Parece que faz tanto tempo e que eramos somente crianças, no entanto, ainda me sinto uma criança apesar de saber que já não sou mais a mesma. E, por me imaginar tão mudada tento adivinhar suas mudanças. Divagando, vários anônimos, por uma fração de segundo, já foram você: o dorso de um ciclista, as mãos de um acordeonista, o perfil de qualquer pacifista, o sorriso de um belo rosto, o cheiro de um transeunte.
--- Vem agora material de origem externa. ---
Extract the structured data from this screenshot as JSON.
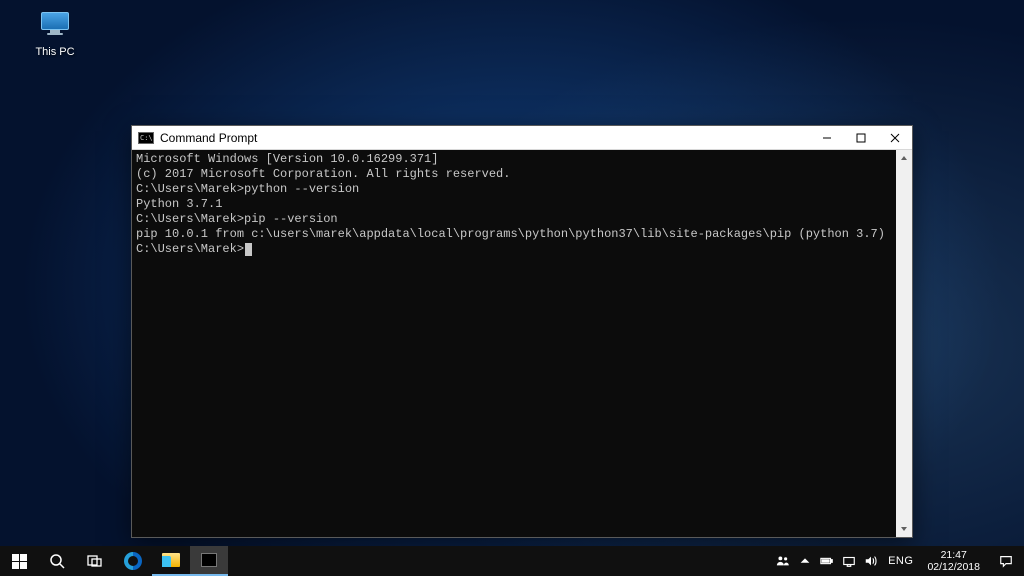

Em um dia qualquer eu nem me lembrava, mas, súbito: seus olhos! Inebriada pela confusão, perdida no tumulto: angústia, calor, barulho e, ao longe, seus olhos. Mais uma vez: seus olhos! Teu olhar por um instante, encontrou o meu e, incrédulo você procurou novamente mas eu não estava mais ao seu alcance. Segui meu caminho. Não é que eu fugisse, eu apenas não precisava de nada mais que um segundo do teu olhar e, com um segundo do teu olhar te compreendi. Súbito, fugaz e vivo reconheci no teu olhar a mesma ansiedade inquietante daqueles que não precisam se adequar ao mundo real e, tive paz. Com a certeza da história vivida, do sentimento real e do fim necessário segui meu caminho, com um leve sorriso nos lábios.